Lloyd's Maritime and Commercial Law Quarterly
FIDUCIARY DUTIES IN A COMMERCIAL CONTEXT: COMPARING ENGLISH AND AUSTRALIAN APPROACHES
Ashley Black *
The development of fiduciary principles in each of England and Wales and Australia has been influenced by case law and academic writings in the other jurisdiction. This article addresses some commonalities and divergences in the application of fiduciary principles to commercial dealings in the two jurisdictions, including when fiduciary duties are established; issues in partnerships, joint ventures and other commercial arrangements; the question whether fiduciary duties can have a positive character; and the limitation and exclusion of fiduciary duties by contract.
INTRODUCTION
In this article, I will focus on the extent of commonalities and differences in the treatment of fiduciary duties in a commercial setting in the law of England and Wales on the one hand and Australia on the other. I will largely put aside remedial questions, despite their obvious significance. It would not be particularly surprising if there were divergences between the approaches in the two jurisdictions, since their law has diverged in other areas, at least since the abolition of appeals from Australian courts to the Privy Council between 1966 and 1986.1 Some of those divergences have emerged in equity, including the greater weight given to an organising principle of unconscionability in Australian law in the 1980s, the different approaches to accessorial liability to a breach of fiduciary duty and the differing approaches to whether the imposition of a constructive trust properly involves an exercise of judicial discretion.2 Writing in 2013, Professor Paul Finn had hinted at a difference in the approach of English and Australian courts to commercial matters, noting a willingness in English law to accept “a degree of self-seeking and ruthless behaviour” in
* Judge of the Supreme Court of New South Wales, Australia. This article partly draws on papers delivered at the Commercial and Corporations Law Conference, Supreme Court of New South Wales, November 2017 and at the Commercial Law Centre, University of Oxford, 6 March 2020.
1. P Finn, “Internationalization and isolation: the Australian cul de sac? The case of contract law”, in E Bant and M Harding (eds), Exploring Private Law (2010) 41.

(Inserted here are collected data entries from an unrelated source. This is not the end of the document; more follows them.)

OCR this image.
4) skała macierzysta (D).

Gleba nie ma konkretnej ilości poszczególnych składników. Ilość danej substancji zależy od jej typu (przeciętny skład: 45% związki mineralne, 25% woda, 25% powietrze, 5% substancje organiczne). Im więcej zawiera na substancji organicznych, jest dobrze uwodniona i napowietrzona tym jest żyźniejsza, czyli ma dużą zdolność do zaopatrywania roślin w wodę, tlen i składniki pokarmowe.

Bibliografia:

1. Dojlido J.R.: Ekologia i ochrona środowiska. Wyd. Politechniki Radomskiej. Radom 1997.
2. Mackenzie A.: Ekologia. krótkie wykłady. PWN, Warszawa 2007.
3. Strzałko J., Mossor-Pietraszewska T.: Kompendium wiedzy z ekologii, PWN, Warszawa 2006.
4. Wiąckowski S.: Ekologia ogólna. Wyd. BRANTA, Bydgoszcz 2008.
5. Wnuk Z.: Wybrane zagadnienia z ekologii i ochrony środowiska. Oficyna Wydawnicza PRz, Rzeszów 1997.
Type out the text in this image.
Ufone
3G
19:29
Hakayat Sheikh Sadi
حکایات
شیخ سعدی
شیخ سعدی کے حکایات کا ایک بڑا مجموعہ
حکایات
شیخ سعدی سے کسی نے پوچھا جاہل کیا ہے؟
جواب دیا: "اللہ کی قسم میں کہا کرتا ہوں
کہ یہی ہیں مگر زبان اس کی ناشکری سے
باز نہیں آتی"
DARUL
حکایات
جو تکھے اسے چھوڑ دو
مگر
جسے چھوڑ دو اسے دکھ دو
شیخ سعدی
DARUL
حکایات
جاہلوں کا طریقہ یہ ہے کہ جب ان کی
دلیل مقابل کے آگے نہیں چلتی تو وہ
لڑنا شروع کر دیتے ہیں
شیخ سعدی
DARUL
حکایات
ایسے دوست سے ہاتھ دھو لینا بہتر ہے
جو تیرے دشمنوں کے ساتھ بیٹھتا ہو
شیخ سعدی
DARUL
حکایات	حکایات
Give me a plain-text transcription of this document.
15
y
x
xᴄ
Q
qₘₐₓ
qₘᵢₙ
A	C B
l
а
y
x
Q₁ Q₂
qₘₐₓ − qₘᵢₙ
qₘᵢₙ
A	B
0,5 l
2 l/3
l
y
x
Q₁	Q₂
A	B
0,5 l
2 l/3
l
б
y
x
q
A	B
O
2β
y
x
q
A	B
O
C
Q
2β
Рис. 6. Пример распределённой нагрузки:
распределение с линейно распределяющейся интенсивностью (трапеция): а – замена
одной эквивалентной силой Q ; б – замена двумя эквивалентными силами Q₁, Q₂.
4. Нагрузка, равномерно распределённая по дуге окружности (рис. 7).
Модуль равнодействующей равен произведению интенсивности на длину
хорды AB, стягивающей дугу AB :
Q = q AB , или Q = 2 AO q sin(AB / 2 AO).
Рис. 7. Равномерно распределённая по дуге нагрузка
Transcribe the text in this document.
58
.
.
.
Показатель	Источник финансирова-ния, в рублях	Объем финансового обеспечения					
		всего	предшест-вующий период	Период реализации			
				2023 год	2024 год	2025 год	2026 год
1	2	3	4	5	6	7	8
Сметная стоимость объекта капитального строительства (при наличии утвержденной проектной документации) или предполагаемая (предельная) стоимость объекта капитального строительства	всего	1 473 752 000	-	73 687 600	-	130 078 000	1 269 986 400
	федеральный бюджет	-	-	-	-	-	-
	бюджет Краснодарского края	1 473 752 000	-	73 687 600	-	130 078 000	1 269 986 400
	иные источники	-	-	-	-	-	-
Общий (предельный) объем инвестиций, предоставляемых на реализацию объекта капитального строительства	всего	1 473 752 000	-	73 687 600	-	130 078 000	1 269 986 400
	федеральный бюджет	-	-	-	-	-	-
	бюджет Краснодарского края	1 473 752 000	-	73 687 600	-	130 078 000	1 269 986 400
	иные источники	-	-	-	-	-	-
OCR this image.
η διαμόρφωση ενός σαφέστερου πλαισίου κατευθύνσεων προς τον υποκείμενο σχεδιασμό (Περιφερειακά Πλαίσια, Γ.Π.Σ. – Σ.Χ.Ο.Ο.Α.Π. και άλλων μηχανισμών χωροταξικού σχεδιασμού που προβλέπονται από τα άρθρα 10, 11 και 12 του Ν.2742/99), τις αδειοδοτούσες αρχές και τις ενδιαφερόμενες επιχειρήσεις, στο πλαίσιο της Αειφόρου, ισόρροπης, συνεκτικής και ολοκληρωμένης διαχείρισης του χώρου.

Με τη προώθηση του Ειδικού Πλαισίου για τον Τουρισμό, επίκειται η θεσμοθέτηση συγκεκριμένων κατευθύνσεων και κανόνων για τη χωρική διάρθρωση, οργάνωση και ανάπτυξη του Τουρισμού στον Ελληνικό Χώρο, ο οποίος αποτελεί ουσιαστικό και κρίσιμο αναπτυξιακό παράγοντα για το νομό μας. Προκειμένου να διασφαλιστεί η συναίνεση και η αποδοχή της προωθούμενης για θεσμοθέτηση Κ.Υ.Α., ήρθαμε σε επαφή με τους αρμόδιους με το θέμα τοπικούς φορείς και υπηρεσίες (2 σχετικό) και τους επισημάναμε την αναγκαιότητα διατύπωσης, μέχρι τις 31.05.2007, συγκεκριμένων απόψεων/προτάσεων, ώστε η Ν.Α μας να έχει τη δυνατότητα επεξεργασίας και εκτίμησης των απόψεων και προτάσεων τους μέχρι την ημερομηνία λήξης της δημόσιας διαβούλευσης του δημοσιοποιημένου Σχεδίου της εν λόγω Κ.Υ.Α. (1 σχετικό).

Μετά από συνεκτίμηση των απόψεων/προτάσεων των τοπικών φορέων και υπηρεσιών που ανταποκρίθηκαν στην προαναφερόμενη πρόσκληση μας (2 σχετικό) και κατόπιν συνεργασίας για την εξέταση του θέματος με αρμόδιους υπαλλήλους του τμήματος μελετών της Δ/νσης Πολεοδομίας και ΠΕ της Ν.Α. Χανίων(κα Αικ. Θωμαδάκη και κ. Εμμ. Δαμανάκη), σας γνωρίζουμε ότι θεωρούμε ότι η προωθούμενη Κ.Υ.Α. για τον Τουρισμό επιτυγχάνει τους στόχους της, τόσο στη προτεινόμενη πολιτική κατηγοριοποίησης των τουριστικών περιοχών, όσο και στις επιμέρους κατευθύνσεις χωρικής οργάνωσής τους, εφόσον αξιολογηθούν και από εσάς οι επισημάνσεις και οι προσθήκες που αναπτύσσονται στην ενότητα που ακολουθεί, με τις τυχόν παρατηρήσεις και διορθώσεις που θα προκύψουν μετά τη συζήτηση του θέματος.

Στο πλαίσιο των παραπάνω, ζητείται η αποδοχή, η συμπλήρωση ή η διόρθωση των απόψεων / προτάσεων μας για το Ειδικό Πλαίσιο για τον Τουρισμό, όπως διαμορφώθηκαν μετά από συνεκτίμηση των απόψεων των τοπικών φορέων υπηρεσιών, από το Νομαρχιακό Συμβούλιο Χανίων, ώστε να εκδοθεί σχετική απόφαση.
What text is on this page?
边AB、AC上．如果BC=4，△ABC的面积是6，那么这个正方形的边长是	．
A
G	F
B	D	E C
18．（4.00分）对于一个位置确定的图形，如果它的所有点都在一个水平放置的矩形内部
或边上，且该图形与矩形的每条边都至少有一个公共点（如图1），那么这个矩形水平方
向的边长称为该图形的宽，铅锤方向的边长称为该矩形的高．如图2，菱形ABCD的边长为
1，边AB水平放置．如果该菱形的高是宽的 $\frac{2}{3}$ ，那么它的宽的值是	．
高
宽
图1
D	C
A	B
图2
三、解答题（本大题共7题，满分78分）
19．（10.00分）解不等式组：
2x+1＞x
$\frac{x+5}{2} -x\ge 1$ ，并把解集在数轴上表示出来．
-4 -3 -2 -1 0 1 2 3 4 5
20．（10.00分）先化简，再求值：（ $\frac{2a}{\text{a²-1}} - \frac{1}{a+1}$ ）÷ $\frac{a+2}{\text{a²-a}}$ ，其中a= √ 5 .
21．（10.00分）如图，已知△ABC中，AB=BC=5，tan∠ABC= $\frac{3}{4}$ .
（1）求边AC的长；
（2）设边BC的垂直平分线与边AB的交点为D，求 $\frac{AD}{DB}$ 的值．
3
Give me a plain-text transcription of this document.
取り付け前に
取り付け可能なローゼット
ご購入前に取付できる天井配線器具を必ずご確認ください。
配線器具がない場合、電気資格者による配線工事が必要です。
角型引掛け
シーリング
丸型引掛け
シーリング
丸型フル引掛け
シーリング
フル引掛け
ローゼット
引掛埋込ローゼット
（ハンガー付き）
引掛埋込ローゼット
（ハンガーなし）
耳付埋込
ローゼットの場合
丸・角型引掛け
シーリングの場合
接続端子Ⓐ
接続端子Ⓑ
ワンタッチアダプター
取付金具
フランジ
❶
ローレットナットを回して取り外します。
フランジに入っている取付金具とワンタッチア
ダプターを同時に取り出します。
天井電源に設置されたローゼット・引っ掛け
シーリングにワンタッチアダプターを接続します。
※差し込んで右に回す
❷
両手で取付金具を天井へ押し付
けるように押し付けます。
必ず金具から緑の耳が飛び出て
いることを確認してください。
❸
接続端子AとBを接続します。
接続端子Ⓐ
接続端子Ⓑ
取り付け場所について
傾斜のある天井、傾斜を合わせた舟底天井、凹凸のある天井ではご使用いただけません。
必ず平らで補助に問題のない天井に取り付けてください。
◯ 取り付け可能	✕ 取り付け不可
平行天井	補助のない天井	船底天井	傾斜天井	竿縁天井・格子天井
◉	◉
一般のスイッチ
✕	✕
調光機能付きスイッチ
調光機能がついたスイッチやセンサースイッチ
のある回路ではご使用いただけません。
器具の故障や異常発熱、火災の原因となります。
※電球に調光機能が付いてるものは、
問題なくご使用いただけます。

2. See M Leeming, “Equity in Australia and the United Kingdom, dissonance and concordance” (October 25, 2019). Sydney Law School Research Paper No.19/66, available at SSRN: https://ssrn.com/abstract=3486569 (noting the divergence of English and Australian approaches to confidential information and liability for knowing assistance for breach of trust and a convergence of English and Australian law as to exceptions to the rule in Saunders v Vautier (1841) 4 Beav 115; 41 ER 482 and judicial advice.)